A pack of mercenaries on horseback take refuge in a cave and are attacked by a mysterious creature. Taking the creature’s severed claw, the two survivors of the attack (Matt Damon and Pedro Pascal) travel to a nearby kingdom on the Great Wall, where they are captured and pulled into a war.
In terms of effects work, the inaugural action set piece that establishes the film’s war of monster versus man is quite good. It gets somewhat gaudy on the ground with a foggy sea of duplicated creature animations, but the systematic preparation for siege warfare is introduced with a strong rhythmic pace.
Indeed, though, the creatures are grotesque, but not in the intended fashion. The CG is cartoonish and video game-like in a way that doesn’t match the grim stoicism of the characters’ line deliveries.
In regard to this stoic pursuit, the stilted acting is something to get used to. That generic fantasy drawl is sported by the likes of Damon and Willem Defoe, and it is irritating at the onset. But in certain respects this deadpan, vaguely Western European lilt makes for some good moments of dry humor. It works for Damon the best, and one can even come accustomed to his accent over time, even when it fluctuates into unintentionally hilarious territories.
The basic story of The Great Wall is mildly interesting. A dual protagonist structure yields diverging goals that create some tension between characters. But it is the noticeable absence of action that keeps this tension from being intriguing beyond its own presence.

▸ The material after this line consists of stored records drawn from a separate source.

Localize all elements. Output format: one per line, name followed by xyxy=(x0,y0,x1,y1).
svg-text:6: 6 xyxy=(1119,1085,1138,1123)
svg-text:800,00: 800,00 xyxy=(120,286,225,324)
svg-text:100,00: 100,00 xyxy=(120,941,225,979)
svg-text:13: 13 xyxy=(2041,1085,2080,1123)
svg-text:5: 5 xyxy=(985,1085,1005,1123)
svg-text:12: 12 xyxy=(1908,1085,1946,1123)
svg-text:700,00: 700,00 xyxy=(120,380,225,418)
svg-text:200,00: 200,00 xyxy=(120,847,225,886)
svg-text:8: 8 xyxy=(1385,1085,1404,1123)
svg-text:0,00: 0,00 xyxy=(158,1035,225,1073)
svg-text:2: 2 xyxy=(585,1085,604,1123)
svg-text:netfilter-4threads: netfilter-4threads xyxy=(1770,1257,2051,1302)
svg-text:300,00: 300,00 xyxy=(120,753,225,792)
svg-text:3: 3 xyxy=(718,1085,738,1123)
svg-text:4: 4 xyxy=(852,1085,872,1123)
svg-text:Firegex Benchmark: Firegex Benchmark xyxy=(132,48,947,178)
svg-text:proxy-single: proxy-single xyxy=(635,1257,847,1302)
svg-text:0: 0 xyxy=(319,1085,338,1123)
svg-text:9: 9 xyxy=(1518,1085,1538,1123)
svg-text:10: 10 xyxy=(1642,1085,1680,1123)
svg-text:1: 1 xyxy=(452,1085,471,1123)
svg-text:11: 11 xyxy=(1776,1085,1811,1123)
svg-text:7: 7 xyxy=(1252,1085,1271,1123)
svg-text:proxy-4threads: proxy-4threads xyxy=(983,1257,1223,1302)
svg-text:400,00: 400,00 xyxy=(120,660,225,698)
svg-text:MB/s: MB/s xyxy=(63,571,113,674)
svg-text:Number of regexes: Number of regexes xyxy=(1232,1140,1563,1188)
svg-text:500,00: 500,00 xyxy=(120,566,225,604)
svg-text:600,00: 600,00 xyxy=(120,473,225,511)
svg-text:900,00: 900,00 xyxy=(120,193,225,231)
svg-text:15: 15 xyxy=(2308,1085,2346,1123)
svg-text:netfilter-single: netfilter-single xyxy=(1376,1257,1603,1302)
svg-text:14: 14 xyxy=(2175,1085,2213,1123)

A handful of well executed action sequences keep The Great Wall from becoming part of the slowly growing subgenre of fantasy schlock. But is also fails to provide the wonderment of a properly built world and colorful cast of characters that a fantasy world like The Lord of the Rings provides (Lord of the Rings arguably remaining the standard fantasy action point of comparison).
Yimou Zhang’s knack for action direction helps the film, and it keeps everything from falling apart. Still, The Great Wall is a messy script that lacks intrigue and narrative drive. It is hard to take away anything substantive from this film behind its handful of entertaining action scenes, and even these are somewhat marred by their CG displays.